Except that’s not what an emergency fund is for.
So I did a lot of research, read a lot of blogs, and decided that I needed a plan. I needed to budget. I needed to know what I was spending my money on. I needed to prepare for the future.
I decided to create a blog not only to make myself accountable to others but also to share the knowledge that I gained along the way. I’ve learned so much from my fellow bloggers, and I hope that my readers can find something useful in what I have to share as well.
I feel like when they say “playing the stock market” it equates it to Las Vegas gambling. Which I think for many of us it can be, if we don’t do as you say, thoroughly investigate the stocks we purchase first.
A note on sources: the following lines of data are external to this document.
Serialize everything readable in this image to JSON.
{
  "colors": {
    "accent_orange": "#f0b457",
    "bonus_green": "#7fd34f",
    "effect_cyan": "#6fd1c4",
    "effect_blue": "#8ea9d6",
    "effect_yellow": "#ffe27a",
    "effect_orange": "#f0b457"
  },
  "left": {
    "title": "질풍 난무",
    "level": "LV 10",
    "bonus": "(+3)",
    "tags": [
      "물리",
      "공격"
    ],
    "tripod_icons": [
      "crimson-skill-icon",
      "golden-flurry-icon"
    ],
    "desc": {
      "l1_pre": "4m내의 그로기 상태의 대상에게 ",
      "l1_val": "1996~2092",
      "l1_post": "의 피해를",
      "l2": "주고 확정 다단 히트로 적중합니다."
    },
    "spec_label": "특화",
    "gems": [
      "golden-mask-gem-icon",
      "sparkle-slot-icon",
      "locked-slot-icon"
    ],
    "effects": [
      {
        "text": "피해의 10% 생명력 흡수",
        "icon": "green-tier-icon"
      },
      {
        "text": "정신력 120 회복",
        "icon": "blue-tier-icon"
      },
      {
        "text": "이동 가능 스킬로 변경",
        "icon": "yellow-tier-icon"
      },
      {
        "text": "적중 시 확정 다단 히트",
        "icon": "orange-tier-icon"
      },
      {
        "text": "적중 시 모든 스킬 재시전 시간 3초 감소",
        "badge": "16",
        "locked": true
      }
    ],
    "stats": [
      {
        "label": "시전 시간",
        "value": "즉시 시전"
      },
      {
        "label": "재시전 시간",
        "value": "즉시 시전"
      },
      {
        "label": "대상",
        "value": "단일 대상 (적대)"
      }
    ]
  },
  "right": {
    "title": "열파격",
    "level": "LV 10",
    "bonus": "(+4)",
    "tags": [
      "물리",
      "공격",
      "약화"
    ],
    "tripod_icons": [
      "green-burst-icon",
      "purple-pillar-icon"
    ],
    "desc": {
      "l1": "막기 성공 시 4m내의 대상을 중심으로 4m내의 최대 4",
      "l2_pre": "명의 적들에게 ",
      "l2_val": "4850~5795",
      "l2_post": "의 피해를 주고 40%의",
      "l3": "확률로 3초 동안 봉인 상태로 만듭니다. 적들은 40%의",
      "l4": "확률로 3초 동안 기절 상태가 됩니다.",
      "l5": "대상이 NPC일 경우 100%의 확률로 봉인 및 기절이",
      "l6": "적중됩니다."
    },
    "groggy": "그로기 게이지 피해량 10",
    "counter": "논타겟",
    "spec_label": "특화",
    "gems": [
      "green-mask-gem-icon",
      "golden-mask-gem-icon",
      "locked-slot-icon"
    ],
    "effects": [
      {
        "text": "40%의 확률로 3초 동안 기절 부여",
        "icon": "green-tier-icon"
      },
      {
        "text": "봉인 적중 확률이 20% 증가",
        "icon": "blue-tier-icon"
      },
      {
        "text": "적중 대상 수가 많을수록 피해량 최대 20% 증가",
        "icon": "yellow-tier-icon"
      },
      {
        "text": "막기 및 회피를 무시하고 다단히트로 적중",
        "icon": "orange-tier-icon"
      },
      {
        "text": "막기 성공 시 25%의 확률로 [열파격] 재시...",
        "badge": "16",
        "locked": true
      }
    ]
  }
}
I’ve been guilty of buying a few shares over the years because “I liked the name” or ” I have a good feeling about this one.”
Boy was I wrong. I lost enough to not do that any more! Now I research or don’t buy.
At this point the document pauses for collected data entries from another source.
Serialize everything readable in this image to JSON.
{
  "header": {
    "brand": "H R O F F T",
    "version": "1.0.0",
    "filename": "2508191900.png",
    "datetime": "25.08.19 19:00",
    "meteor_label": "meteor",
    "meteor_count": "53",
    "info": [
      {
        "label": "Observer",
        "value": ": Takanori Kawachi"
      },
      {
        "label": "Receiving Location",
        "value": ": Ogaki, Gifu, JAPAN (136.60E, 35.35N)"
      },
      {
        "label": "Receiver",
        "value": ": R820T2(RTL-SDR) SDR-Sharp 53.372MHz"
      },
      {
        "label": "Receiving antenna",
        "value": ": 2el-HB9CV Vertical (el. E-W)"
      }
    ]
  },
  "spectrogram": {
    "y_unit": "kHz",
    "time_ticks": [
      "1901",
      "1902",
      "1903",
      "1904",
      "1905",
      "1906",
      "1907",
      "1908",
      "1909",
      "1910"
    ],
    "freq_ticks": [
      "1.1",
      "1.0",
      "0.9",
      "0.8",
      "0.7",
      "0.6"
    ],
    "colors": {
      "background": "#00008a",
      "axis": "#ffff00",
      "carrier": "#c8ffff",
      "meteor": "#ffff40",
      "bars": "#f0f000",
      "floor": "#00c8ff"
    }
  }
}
I’m in the stock market, but I’m in a bunch of retail/restaurant names which are not so hot right now (in addition to some commodities and emerging markets which are doing OK). I had to comment b/c I read a lot of your stuff and I find myself feeling exactly the same way! I’m just getting started on my own PF ramblings, pls check it out at gimmefivebucks.blogspot.com, and if you don’t mind I’m going to add a link to your page!
I agree with Greener Pastures. You need to be reasonably financially literate and do some independent research before buying these shares.
I would recommend reading the Intelligent Investor by Benjamin Graham, if you have the time.
Avatar, I’m not sure how to take your comment. If you are speaking to me personally and not the general “you” then I have to tell you that I am reasonably financially literate. My mutual funds and index were purchased after quite a bit of research, and while none of them are “thriving” with the market as it is, they are holding their own.
The shares I bought through Sharebuilder? I did it for fun. For me, it was akin to buying a lotto ticket. I picked a company that I liked because I like their product and I like what they’re trying to do. And because I think that ultimately, they will grow. But even if they don’t – it was a purchase for fun. If I lose every cent that I put into that share, I don’t mind. Sure, I’d love to get rich, but really, a $21 investment wasn’t going to get me far anyway.
It is only in those instances that I think playing the stock market is fine – if you are willing to lose every penny you put in. If you’re in it for the ride, then by all means, enjoy it.